AAna Torroja, como a quienes tenía delante, también se la vio disfrutar, en su caso de un escenario como
el de Cap Roig, el festival que organizan Clipper’s Live y CaixaBank en un rincón idílico de la Costa
Brava que contrasta con aquellos de macroconciertos a los que tuvo que enfrentarse cuando contaba sus
años con un dos por primera cifra.
A Cap Roig, la frontwoman de Mecano llegaba con nueva propuesta musical, ese ‘Se ha acabado el show’
que es canción, álbum y nombre de gira, aunque la magia llegaba con piezas como una versionada ‘Cruz
de navaja’, ‘A veces bien y a veces mal’ o ‘El 7 de septiembre’ por esa capacidad de transportar a los
asistentes a momentos de sus vidas asociados a una melodía.
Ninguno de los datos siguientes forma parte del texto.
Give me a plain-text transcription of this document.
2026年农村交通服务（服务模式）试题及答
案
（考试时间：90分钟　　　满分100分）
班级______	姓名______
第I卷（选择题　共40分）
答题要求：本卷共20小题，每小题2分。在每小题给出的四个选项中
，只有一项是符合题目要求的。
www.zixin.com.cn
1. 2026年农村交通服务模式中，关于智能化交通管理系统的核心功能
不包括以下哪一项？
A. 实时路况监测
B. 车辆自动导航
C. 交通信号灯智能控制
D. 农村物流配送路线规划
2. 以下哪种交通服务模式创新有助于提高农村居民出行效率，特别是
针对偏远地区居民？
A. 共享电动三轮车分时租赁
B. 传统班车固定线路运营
Una voz que forma parte de la memoria colectiva
De su trabajo en solitario sonaron para los que la cantante denominó «los valientes» temas destacados
como ‘A contratiempo’, ‘La maleta’, ‘Ya no te quiero’ o ‘Sonrisa’, todo acompañado de banda y
escenografía que ejercían poco más que de complemento para alguien cuya voz forma parte de la
memoria colectiva.
Además, Ana Torroja tiene ahora el superpoder de jugar con el tiempo y conseguir que en un festival
como el de Cap Roig, de público variopinto por su circunstancia geográfica y estacional, todos los
asistentes asuman el rol de fieles seguidores del artista de turno y coreen las letras sin fallar un verso.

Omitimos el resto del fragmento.